Zwar gehören politische Ordnungsleistungen (und Fehlleistungen) auch für Burstein zu den treibenden Kräften von Wandel, doch charakteristisch für die Prioritäten in einem Geschichtsbild, das den Menschen unaufhörlich zu neuen Ufern, Kontakten und Erwerbsmöglichkeiten aufbrechen lässt, ist eine Bemerkung über Indien in der Zeit, als in Rom die Republik zerbrach: Trotz seiner chaotischen Politik, in der sich "die Macht und die Territorien der rivalisierenden Königreiche wie eine Ziehharmonika ausdehnten und zusammenzogen", sei der Subkontinent doch im Allgemeinen wohlhabend gewesen und habe ein Wachstum des Handels erlebt.
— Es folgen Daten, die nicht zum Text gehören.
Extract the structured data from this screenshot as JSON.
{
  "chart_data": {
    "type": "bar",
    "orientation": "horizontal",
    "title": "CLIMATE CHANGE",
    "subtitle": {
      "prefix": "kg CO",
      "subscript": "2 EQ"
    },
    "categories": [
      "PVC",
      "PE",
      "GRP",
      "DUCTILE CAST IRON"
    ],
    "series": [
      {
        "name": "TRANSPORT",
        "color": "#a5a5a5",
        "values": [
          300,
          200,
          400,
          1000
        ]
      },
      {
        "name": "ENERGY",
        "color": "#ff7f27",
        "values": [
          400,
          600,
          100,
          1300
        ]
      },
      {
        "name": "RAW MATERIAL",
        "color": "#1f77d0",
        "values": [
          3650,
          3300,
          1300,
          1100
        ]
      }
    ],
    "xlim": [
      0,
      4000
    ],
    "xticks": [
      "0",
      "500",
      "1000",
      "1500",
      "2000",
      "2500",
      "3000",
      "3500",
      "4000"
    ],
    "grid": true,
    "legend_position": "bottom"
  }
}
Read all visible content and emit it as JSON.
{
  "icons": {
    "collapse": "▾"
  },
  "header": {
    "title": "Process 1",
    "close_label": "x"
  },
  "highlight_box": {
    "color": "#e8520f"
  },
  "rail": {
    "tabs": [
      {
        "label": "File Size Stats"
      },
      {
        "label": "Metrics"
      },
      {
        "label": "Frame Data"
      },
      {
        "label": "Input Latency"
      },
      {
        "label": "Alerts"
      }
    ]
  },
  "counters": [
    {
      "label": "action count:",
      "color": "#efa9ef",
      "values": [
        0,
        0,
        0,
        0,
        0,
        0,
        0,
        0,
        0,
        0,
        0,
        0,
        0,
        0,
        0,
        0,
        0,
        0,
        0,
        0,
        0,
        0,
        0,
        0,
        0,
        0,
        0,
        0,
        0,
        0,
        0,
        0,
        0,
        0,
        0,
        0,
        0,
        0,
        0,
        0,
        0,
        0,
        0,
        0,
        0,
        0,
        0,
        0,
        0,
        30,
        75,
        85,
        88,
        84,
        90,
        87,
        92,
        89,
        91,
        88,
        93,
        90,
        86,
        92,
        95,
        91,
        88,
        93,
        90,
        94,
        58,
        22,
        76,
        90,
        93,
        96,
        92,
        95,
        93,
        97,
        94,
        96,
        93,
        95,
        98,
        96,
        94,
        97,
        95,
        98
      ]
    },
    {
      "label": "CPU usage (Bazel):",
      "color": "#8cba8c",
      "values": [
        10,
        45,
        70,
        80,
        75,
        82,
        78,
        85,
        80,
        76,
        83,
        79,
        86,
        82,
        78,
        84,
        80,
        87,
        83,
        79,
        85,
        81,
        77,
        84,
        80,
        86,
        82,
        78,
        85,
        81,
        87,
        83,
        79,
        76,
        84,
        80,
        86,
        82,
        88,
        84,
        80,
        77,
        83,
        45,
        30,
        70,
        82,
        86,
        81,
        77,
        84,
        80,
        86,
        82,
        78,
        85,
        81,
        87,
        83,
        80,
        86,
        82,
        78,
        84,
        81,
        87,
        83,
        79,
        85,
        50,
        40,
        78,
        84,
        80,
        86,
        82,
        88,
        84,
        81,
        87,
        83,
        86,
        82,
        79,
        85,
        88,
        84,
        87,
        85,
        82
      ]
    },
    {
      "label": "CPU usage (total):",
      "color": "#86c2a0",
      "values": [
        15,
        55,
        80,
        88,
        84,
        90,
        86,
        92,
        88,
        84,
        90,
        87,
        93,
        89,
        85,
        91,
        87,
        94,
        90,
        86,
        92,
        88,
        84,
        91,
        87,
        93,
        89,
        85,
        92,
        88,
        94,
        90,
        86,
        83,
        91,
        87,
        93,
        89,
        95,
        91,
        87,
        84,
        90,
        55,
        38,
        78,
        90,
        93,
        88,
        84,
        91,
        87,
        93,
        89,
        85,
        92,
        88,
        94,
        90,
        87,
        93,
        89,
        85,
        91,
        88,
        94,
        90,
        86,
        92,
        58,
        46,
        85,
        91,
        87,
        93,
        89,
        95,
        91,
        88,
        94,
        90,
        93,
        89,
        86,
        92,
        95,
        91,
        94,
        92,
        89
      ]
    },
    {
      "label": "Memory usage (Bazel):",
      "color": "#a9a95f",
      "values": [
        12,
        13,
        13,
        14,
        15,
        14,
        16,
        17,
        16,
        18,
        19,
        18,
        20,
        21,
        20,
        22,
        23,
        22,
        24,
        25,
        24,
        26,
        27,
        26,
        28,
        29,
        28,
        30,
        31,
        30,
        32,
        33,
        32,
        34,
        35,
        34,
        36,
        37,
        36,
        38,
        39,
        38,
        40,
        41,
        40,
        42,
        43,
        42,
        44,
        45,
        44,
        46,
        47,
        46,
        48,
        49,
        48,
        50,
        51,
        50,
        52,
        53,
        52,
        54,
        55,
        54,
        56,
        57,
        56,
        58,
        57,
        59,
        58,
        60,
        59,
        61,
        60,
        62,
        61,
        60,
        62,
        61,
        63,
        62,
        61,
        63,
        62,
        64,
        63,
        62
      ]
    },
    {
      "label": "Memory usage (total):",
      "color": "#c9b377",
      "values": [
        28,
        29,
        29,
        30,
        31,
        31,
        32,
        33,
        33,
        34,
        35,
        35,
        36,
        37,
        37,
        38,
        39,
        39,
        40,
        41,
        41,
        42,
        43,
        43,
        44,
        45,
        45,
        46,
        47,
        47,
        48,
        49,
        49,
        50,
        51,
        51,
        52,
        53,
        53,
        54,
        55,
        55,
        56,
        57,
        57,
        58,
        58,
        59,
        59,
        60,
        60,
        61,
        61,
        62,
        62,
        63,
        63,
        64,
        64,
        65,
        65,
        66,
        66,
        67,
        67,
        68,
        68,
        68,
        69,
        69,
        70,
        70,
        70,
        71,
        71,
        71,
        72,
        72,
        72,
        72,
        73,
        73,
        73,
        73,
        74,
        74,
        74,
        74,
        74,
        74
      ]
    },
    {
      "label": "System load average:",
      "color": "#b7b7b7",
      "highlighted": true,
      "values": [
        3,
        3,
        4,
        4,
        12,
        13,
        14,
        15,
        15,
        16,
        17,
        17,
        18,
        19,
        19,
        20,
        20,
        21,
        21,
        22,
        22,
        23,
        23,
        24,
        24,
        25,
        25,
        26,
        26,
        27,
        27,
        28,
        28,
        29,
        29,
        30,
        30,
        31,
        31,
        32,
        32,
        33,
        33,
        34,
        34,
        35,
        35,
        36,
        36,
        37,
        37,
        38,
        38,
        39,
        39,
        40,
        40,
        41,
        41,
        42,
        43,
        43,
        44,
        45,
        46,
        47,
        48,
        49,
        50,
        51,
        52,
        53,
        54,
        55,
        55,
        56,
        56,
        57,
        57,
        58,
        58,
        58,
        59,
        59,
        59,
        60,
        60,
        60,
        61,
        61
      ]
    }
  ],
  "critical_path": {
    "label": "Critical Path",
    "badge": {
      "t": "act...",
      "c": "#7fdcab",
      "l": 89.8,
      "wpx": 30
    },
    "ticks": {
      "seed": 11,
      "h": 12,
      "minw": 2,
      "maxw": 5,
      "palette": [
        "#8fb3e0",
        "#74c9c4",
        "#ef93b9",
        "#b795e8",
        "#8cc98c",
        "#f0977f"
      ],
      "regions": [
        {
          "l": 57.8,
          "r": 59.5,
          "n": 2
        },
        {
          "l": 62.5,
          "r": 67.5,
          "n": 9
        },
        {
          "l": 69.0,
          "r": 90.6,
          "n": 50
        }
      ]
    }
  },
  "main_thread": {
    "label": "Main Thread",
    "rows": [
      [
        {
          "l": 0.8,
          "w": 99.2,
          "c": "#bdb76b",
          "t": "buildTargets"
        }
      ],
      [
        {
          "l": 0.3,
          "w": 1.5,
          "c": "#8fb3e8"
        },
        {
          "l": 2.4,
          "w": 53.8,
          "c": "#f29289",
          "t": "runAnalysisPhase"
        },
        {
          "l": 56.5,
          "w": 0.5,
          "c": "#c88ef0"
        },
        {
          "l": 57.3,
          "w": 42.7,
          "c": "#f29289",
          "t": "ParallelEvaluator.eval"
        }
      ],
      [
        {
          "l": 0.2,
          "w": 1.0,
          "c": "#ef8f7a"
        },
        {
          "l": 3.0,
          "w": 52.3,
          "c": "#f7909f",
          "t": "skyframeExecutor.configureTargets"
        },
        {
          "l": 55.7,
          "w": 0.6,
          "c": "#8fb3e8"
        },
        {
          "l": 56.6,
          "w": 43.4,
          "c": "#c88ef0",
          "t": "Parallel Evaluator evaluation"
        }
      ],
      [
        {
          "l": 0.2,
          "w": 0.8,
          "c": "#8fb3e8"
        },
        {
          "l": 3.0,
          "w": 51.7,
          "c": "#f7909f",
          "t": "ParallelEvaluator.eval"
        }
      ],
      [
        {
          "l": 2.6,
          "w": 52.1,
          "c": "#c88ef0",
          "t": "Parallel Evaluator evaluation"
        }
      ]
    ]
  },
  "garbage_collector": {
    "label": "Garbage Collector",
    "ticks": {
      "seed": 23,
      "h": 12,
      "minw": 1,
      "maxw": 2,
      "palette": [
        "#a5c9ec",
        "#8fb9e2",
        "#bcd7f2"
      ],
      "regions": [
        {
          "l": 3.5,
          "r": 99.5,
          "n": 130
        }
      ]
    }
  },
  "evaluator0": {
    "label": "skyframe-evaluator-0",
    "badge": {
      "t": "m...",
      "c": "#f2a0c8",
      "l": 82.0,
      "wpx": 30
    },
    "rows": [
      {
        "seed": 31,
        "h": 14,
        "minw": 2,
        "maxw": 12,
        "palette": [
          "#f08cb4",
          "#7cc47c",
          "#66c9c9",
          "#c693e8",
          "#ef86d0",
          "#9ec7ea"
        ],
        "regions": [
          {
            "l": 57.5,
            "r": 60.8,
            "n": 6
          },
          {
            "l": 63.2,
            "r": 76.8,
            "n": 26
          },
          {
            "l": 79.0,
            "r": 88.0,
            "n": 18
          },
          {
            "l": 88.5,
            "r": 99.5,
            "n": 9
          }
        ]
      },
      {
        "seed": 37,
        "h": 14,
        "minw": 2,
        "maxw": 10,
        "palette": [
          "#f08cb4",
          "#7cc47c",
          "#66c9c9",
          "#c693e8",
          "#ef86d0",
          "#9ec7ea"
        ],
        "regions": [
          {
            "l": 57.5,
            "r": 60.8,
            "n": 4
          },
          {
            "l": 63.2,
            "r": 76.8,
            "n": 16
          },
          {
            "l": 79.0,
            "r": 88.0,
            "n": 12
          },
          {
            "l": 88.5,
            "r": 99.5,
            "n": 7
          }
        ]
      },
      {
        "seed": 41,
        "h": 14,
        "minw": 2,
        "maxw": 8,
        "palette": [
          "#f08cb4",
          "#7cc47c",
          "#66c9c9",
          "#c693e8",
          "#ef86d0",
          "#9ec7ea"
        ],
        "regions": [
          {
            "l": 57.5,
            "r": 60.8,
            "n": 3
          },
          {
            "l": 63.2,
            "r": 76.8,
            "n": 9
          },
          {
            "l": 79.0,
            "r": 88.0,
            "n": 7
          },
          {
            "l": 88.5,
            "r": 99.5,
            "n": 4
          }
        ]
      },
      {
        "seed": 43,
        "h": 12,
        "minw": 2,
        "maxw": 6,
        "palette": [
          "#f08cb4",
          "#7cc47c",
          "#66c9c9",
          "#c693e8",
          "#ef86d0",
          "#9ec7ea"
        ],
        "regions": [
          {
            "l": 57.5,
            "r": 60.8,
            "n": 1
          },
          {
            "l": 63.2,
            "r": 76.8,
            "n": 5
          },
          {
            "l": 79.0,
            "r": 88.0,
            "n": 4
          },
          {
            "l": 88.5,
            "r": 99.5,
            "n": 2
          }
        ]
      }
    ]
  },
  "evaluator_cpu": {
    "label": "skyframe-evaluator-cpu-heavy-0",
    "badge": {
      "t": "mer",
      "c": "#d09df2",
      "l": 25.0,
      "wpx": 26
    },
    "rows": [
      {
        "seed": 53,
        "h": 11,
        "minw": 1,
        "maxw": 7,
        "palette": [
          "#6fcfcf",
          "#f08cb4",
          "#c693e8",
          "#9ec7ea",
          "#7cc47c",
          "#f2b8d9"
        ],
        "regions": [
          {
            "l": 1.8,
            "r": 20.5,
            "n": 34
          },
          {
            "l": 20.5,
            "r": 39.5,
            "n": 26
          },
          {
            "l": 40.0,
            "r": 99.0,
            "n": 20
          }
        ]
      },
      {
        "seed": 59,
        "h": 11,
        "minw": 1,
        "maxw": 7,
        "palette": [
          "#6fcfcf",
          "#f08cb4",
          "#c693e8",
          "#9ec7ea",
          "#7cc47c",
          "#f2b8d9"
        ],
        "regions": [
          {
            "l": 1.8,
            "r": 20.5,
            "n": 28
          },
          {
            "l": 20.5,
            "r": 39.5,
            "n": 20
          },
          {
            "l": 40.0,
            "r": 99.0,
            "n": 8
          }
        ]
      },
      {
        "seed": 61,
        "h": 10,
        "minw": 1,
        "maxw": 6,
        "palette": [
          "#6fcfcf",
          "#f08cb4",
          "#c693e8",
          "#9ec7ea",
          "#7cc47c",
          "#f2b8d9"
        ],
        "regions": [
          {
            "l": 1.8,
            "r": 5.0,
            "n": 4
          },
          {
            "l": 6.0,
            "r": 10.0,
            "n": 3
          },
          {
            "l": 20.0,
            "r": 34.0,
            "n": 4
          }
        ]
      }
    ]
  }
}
Hatte die Forschung zumal zum Alten Orient lange Zeit die Blütezeiten zentralisierender Reiche als Marksteine zivilisatorischen Fortschritts betont, sieht Burstein im Zusammenbruch solcher Gebilde und der anschließenden Fragmentierung eher die Herausforderungen, Spielräume und Möglichkeiten der Überlebenden - Schumpeter schlägt Hobbes.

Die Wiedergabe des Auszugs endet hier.